Uitbestedingen in de sector nemen toe
Volgens Pieters-Gorissen is er in beginsel op zich niets mis met uitbesteding - ook niet naar het buitenland. ‘Het past in een wereldwijde trend. Marktpartijen staan voor vragen als: wat doen we zelf? Wat besteden we uit? De achtergrond daarvoor is dat de kosten toenemen, dat er veel regelgeving op partijen afkomt en dat ze naar manieren zoeken om efficiënter te werken. Dat kan door uitbesteding, wat door digitalisering ook vergemakkelijk wordt. Bovendien kan het vanuit kostenoogpunt ook een bijdrage leveren aan de bedrijfsvoering’, zegt ze. Zo is in de periode 2015-2017 de mate waarin ondernemingen werkzaamheden uitbesteden of inkopen gestegen met 2,1 procent. Trend: stijgend.
Van de beleggingsondernemingen die aan het onderzoek hebben deelgenomen, besteedt 29 procent in het geheel niets uit. Pieters-Gorissen zegt in dat kader dat het voor sommige partijen vanwege de aard van hun dienstverlening of hun kleinere omvang juist wenselijk kan zijn om uit te besteden. Het kan helpen om de kwaliteit en kosten van hun dienstverlening te borgen.
‘Verhoogd inherent risico’
De AFM stelt dat er, op basis van het onderzoek, geen conclusie getrokken kan worden dat er op sectorniveau sprake is van een ‘verhoogd inherent risico’. Op individueel niveau kan daar wel sprake van zijn. Van de Steeg legt uit wat daar mee bedoeld wordt: ‘Het inherent risico gaat over de mate van uitbesteding en de verschillende taken die je uitbesteed. Facilitaire diensten brengt bij voorbeeld minder risico met zich mee, dan portfoliobeheer. Wij zien echter ontwikkelingen in de markt, waarin de mate en de schaal van de uitbestedingen toenemen. Dat vraagt dan van de kant van de onderneming een overeenkomstige evenwichtige en evenredige beoordeling. Want de mate van beheersing moet in lijn zijn met het (toegenomen) risico.’
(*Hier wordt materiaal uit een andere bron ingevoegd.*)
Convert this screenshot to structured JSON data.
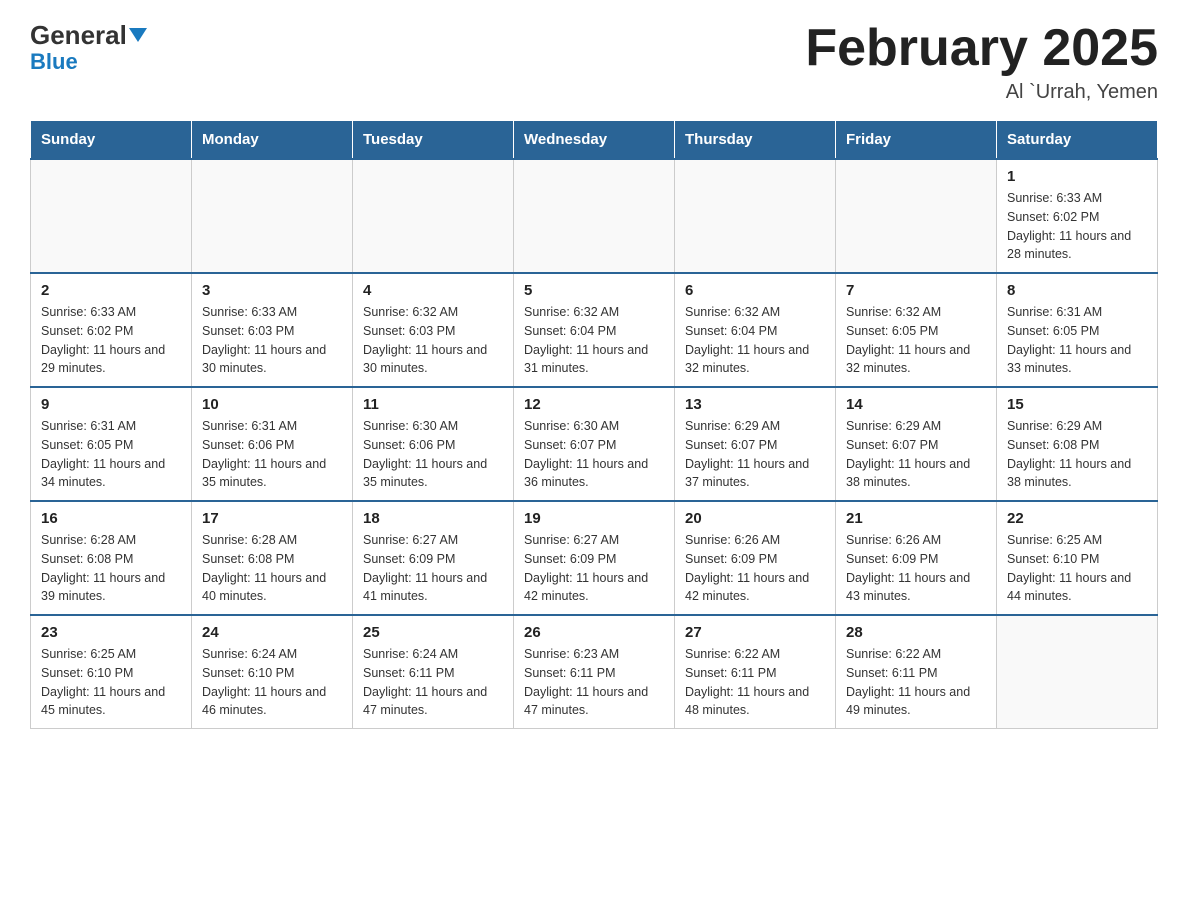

Zonder dat het tweetal marktpartijen wil noemen, wordt wel zichtbaar dat het voorkomt dat zowel beleggingsondernemingen als vermogensbeheerders steeds vaker de kern van hun bedrijfsvoering uitbesteden, zoals bij voorbeeld IT en portefeuillebeheer. Soms gebeurt dat ook naar landen buiten de Europese Unie, bij voorbeeld het Verenigd Koninkrijk, terwijl Brexit duidelijk heeft gemaakt dat de wetgever in specifieke gevallen verlangt dat verleende diensten plaatsvinden vanuit de EU, zodat Europees toezicht plaatsvindt. Nu is het nog toegestaan om veel diensten waar marktpartijen gebruik van maken in het VK te mogen (laten) doen. Maar dat kan veranderen, gelet op de discussies die daarover gevoerd worden.
‘Partijen moeten daar inderdaad rekening mee houden. Je moet alternatieven hebben. Het zijn strategische issues, waar je over moet nadenken’, zegt Pieters-Gorissen.